William M. Vannah, PhD
David M. Drvaric, MD
Joseph A. Stand III
Jeffrey A. Hastings
Janet E. Slocum, PhD
David M. Harning, CPO
George E. Gorton

ABSTRACT

Conventional pivoting-arm digitizers can be cumbersome when recording unusual limb shapes. The purpose of this study was to assess the accuracy and ease of use of a pencil-style, hand-held digitizer.

The digitizer sampled continuously, recording 120 points per second. An interactive visual display of the sampled data's quality was provided to guide the user in positioning the digitizer. The digitizer's accuracy was quantified with pilot tests (using residual limbs) and with formal tests (using three abstract shapes: a cylinder, a square column and a lobed column). Master molds with these shapes were digitized and carved, and various diameters of the resulting shapes were measured using a dial caliper. These measurements were compared to measurements of the master molds.
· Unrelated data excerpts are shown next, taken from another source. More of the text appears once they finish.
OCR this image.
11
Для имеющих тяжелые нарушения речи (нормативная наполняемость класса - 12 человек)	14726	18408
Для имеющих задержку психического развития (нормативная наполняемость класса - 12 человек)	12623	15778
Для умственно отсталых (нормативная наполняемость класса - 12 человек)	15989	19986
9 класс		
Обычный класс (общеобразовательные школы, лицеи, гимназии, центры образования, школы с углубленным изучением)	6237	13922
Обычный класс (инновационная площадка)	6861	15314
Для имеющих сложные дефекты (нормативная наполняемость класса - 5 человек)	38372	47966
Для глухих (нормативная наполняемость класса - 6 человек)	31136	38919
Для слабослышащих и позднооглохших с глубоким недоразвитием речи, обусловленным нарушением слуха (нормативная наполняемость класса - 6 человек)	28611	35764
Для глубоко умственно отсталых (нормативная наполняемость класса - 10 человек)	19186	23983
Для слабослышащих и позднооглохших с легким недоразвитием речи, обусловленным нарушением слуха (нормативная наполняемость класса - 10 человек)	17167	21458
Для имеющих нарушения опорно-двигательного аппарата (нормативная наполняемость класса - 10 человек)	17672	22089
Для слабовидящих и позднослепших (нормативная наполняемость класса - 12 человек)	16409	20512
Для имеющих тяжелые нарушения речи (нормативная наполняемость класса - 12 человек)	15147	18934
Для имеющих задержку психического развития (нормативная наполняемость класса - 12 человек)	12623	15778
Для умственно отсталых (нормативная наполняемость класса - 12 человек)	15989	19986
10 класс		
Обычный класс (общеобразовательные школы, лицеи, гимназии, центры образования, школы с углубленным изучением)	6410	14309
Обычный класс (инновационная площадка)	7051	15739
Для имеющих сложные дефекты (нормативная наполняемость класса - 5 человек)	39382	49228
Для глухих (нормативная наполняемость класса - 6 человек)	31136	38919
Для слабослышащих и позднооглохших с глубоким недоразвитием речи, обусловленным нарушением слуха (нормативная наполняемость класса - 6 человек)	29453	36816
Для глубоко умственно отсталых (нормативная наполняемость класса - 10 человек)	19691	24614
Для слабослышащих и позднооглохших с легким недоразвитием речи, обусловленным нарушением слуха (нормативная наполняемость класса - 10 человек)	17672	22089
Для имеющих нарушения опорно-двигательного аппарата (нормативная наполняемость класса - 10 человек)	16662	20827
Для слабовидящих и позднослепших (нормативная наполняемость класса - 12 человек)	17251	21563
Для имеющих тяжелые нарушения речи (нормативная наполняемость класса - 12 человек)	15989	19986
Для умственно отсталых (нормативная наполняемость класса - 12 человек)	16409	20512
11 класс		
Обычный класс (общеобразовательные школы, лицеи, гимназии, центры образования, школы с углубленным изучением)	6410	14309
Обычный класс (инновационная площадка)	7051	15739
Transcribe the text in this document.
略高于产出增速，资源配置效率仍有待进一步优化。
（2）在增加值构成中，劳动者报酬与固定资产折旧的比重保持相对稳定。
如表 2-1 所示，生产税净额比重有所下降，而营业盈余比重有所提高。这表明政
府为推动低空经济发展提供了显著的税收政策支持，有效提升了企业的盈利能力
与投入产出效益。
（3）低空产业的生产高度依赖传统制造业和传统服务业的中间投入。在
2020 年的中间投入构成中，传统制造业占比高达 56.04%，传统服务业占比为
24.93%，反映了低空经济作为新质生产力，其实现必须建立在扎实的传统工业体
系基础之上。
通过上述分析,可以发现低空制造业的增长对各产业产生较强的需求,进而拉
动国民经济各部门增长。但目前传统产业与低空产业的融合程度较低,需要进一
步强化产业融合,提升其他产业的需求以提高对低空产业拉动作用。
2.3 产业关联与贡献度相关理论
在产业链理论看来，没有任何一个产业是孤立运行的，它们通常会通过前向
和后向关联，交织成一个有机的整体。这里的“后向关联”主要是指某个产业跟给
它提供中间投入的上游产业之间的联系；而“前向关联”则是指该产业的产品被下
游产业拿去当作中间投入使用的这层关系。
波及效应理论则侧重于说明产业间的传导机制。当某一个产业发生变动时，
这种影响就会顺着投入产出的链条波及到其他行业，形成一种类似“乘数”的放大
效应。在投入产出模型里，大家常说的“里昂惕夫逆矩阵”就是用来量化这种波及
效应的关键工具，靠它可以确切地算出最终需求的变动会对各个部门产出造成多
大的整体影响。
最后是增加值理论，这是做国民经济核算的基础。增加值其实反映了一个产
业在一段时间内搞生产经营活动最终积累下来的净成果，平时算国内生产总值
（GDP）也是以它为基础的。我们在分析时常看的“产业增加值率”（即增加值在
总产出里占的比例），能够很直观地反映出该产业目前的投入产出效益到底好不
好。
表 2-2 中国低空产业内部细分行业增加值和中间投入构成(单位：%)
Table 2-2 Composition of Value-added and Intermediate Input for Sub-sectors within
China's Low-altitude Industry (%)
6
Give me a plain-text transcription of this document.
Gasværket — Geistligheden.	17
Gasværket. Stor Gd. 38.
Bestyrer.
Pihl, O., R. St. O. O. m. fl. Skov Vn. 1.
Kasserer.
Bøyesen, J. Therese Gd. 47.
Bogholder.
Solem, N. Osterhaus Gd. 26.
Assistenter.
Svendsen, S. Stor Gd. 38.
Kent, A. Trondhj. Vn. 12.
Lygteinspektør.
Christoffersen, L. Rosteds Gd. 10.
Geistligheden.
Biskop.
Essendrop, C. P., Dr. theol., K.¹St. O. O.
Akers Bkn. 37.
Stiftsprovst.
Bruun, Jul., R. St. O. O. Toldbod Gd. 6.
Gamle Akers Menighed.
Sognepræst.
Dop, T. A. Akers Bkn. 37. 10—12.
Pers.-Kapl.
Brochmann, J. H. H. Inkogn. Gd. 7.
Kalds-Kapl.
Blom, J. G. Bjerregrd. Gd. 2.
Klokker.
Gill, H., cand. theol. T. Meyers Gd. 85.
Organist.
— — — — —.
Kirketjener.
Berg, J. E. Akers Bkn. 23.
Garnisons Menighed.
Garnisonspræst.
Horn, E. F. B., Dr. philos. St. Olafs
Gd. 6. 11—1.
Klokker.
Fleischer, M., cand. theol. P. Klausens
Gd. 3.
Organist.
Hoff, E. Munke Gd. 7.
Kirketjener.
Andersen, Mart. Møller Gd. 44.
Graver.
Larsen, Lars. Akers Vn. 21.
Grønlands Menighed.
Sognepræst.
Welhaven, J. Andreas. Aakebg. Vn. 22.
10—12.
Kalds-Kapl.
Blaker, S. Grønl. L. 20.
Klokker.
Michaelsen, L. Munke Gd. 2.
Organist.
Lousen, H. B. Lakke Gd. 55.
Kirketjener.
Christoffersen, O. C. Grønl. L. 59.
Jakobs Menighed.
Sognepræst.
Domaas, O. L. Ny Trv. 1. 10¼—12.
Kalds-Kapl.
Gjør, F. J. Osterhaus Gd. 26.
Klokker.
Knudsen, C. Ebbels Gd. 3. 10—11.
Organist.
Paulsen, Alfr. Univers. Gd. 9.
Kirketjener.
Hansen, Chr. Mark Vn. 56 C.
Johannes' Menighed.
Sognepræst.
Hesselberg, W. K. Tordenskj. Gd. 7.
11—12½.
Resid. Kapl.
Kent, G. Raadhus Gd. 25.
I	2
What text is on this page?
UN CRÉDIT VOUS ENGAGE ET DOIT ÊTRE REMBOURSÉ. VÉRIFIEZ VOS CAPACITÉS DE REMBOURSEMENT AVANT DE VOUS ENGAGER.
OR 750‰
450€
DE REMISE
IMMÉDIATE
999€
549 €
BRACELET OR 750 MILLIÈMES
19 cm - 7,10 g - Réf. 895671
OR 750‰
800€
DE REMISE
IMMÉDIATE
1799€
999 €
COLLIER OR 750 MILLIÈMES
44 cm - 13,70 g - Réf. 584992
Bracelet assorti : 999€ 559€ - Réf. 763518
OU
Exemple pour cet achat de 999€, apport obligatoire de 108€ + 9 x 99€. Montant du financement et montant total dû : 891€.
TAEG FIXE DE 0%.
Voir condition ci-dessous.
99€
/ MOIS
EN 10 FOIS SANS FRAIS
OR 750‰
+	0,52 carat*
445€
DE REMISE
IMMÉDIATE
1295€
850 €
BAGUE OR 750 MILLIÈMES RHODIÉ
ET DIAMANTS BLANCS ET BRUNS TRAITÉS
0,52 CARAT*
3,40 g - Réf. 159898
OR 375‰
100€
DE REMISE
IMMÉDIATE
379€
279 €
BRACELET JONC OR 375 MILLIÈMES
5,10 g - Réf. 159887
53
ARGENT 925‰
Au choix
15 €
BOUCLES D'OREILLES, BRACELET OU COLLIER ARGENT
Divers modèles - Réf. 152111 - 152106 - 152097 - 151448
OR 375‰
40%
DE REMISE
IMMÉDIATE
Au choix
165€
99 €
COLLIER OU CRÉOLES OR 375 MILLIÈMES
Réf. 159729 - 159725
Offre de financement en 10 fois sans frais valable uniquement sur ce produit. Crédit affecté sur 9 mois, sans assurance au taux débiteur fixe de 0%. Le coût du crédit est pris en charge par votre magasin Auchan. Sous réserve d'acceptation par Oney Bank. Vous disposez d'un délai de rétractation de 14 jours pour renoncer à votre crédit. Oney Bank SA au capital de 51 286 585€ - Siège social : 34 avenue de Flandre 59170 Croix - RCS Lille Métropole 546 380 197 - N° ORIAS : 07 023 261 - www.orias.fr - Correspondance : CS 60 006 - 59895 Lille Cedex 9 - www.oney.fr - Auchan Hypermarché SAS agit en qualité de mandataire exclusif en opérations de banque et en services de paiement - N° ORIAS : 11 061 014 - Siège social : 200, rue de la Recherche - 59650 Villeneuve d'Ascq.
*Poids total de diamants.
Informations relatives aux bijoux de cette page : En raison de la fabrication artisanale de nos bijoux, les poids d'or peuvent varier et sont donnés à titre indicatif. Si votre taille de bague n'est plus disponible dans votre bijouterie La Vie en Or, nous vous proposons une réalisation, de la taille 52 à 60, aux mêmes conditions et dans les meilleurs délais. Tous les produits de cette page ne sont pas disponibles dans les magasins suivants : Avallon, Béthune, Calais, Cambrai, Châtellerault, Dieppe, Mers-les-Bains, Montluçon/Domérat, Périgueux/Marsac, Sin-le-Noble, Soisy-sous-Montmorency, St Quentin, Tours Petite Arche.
The average errors were less than 1.0 mm for all diameters. A worst single error of 3.22 mm was observed in measuring across the corners of the square column. The standard deviations of the errors also were less than 1.0 mm for all diameters except one. Across the corners of the square column, the diameter measurements varied by a standard deviation of 2.13 mm.

Key Words: Prosthesis; Artificial Limbs; Topography; Computer-Aided Design; Computer Graphics.

Introduction

A digitizer is a device that measures the positions of points in three-dimensional space. Digitizers can be used to check the dimensions of a machined part or to record the shape of an object so it may be stored in a computer. Geometrically irregular shapes, such as the shape of a hand-drawn curve, can be stored in a computer by sampling the positions of a large number of points along the curve. The curve can be re-created later by fitting a line to these points. The accuracy of the re-creation depends on the number of recorded points and the accuracy of the digitizer in recording each of the points. In orthotics and prosthetics (O&P), digitizers are used to record the irregular three-dimensional shapes of body parts. The same digitization process occurs; that is, the irregular physical shape is digitized by recording a large number of points on the surface of the shape. Computer-aided design (CAD) programs use these points to create graphic images, which then can be modified by a clinician working at a computer cathode ray tube (CRT). After modification, the shapes are sent to numerically controlled machinery for automated fabrication.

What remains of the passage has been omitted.